ClassLink depends on a variety of 3rd party services to deliver fast and reliable Single Sign-On. Today, we experienced Amazon Web Services (AWS) issues that impacted our customers for over 4 hours.
This morning, at approximately 8 am EST, we noticed many 502 ”Bad Gateway” errors coming from our load balancers for LaunchPad. This manifested itself as slow logins or 502 Bad Gateway errors.
Our team immediately started investigating the cause of the “Bad Gateway” errors and could not uncover any abnormalities on our server infrastructure. All our nodes were under 30% CPU. (Our systems will automatically autoscale when it crosses a threshold of > 50% CPU).
One of the websites we routinely visit is Downdetector, https://downdetector.com. We look for any outages patterns that could point to more widespread issues with routing, DNS or AWS itself. Several other large websites experienced “Bad Gateway” errors during the same time-frame ClassLink had problems.
We immediately reached out to our contacts at AWS for assistance.
At ~8:30 am EST, our team began reprovisioning our front-end servers, which were experiencing the “Bad Gateway” errors. It became clear that there was an underlying network issue preventing traffic from reaching our servers behind the Amazon Load Balancers, even though the logs of these load balancers showed no problems. At this point, we assumed it was corrupt networking on the application servers or an issue with the Amazon Load Balancers, the latter less likely, given clean logs and past reliability.

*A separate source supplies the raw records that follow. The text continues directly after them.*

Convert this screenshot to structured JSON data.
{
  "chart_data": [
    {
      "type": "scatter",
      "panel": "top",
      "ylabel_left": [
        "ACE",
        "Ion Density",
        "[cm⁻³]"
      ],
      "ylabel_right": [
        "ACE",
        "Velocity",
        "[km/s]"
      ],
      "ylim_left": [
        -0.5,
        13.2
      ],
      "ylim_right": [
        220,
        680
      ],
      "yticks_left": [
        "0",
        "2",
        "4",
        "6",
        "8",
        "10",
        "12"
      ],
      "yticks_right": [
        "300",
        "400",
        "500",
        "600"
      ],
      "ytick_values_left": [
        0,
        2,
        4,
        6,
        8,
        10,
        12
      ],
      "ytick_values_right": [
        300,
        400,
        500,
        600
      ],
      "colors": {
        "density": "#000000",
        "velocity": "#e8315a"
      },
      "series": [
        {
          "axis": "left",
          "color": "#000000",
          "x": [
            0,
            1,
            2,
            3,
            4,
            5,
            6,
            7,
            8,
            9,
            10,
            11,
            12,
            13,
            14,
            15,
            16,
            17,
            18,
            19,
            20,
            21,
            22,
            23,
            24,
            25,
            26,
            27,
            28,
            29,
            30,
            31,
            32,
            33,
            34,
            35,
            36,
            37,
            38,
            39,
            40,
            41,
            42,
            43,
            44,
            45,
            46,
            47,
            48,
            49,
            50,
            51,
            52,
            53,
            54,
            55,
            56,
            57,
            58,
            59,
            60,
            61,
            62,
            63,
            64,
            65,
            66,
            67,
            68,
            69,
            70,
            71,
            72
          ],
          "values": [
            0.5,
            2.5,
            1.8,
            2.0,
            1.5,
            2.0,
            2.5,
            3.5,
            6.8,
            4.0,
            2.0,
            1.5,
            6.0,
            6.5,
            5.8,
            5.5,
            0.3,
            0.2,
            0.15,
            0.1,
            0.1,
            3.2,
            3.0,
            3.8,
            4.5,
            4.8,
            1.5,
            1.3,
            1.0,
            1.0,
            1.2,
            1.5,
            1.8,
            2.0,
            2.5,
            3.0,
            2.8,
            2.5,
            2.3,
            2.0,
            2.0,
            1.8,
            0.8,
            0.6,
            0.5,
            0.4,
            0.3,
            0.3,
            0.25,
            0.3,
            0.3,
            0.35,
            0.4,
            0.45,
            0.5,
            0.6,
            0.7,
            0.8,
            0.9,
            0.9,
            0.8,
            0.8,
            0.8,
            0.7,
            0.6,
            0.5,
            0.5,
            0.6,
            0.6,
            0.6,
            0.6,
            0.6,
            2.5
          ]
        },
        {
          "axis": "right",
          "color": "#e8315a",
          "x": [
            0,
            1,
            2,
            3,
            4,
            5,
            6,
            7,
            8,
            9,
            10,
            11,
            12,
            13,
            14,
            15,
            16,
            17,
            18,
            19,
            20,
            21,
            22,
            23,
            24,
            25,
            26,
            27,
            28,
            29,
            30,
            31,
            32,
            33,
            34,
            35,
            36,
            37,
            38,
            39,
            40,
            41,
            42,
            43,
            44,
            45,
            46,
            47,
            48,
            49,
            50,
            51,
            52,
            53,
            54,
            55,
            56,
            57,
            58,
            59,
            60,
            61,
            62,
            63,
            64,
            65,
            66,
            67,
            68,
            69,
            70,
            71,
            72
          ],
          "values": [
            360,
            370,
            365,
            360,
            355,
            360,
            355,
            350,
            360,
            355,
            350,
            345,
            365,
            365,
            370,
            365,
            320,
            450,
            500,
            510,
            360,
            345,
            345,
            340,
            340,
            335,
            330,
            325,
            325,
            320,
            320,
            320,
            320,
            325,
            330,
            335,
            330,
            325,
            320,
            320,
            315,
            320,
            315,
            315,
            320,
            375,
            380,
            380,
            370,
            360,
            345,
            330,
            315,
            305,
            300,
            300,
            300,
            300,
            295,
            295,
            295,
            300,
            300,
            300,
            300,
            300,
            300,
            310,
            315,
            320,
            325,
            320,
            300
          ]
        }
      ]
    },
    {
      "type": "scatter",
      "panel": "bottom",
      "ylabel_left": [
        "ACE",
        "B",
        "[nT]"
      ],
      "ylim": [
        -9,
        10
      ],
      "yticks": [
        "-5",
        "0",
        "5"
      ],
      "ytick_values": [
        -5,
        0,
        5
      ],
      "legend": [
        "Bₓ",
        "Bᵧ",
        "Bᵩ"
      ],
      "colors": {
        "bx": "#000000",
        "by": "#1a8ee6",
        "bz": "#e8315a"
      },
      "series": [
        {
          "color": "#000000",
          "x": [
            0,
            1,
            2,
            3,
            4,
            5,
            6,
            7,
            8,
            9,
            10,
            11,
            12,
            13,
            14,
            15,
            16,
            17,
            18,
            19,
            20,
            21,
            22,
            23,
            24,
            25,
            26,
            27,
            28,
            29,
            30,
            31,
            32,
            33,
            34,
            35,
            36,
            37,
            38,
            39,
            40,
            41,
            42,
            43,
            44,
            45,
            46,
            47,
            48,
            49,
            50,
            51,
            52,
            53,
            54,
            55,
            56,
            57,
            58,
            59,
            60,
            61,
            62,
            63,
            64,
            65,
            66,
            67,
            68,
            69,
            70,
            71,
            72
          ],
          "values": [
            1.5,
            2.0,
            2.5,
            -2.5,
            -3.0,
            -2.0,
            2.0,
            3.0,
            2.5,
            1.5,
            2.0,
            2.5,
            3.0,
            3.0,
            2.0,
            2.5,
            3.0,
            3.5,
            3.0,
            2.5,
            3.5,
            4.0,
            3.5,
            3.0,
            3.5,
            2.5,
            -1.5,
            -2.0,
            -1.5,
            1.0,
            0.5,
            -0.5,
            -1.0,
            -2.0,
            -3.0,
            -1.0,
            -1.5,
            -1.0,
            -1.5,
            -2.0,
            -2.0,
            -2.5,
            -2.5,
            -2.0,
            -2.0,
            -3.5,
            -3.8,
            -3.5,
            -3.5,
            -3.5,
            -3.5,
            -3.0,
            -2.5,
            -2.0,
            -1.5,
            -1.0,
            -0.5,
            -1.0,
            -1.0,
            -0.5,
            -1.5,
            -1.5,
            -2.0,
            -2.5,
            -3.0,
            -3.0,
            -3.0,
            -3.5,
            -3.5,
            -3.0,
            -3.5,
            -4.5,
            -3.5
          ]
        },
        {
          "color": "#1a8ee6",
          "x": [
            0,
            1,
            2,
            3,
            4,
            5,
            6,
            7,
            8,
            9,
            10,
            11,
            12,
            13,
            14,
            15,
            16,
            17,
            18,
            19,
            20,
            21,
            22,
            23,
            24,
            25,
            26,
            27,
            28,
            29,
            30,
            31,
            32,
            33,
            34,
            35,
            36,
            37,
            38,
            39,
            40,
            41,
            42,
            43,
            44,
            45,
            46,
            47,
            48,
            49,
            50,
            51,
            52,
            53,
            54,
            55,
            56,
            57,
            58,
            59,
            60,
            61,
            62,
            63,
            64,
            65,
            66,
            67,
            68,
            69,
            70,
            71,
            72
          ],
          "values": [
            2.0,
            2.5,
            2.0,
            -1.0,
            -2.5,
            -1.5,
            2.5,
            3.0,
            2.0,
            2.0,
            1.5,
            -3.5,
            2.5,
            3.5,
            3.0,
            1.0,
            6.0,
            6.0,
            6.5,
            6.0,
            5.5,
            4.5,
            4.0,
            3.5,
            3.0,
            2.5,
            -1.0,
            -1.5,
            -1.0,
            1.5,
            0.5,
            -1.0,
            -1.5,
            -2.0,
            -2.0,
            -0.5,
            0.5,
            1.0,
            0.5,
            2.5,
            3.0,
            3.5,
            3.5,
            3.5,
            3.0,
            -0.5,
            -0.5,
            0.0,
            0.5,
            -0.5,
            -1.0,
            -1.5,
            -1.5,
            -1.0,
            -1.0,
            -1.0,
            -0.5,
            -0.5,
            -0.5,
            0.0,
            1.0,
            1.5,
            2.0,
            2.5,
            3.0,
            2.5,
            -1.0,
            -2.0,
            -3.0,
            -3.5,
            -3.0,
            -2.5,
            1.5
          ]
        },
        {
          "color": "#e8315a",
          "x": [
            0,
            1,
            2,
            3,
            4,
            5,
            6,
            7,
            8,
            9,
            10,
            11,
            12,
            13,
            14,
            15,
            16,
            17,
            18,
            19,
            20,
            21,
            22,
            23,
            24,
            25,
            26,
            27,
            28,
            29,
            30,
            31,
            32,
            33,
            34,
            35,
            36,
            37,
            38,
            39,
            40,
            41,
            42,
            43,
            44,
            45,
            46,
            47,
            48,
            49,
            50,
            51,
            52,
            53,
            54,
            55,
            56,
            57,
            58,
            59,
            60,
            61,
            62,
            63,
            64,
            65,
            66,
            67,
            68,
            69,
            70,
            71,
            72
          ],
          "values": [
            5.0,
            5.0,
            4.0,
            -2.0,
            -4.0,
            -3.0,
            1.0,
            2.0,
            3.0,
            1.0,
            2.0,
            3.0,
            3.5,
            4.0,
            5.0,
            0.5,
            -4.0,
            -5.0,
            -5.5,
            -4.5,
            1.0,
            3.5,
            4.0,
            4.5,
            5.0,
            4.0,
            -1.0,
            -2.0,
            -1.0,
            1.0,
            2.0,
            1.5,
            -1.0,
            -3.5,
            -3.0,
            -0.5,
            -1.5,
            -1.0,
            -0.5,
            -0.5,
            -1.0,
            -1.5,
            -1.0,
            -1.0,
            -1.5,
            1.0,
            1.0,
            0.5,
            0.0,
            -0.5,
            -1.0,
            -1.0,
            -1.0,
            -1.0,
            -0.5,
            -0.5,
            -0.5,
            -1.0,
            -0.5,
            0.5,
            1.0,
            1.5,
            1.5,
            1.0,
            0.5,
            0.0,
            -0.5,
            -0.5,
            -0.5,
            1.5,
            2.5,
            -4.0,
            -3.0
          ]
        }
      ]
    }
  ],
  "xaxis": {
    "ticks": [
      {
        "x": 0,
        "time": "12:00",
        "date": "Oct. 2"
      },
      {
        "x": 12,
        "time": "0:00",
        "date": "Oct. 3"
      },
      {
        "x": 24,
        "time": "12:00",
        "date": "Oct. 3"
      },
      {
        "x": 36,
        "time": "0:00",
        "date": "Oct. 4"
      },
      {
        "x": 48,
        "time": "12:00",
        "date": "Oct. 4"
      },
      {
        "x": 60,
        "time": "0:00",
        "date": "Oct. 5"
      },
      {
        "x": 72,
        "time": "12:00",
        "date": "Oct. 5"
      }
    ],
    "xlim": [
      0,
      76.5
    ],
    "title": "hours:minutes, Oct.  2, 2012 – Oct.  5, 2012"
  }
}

At ~9:20 am EST, we refreshed the configuration on our main LaunchPad load balancers and noticed a dip in the number of “Bad Gateway” errors returned. We continued to swap out application servers while waiting for a response from our contacts at AWS. When most of the front end web servers were reprovisioned, we continued to see large numbers of “Bad Gateway” errors coming from our main load balancers.
At ~12:30 pm EST, we refreshed the configuration on our main API load balancers and the system almost immediately stabilized.
This issue took much longer to resolve than expected, and we always try to minimize any impact on our customers. The AWS Load Balancers, which we ultimately determined to be the cause of the errors, have worked flawlessly for years, and their logs did not indicate issues. After today’s experiences, our team knows what to look for and how to resolve this issue if we reencounter it.
Our team has a meeting scheduled with Amazon Web Services to review the issues and prevent them from occurring in the future.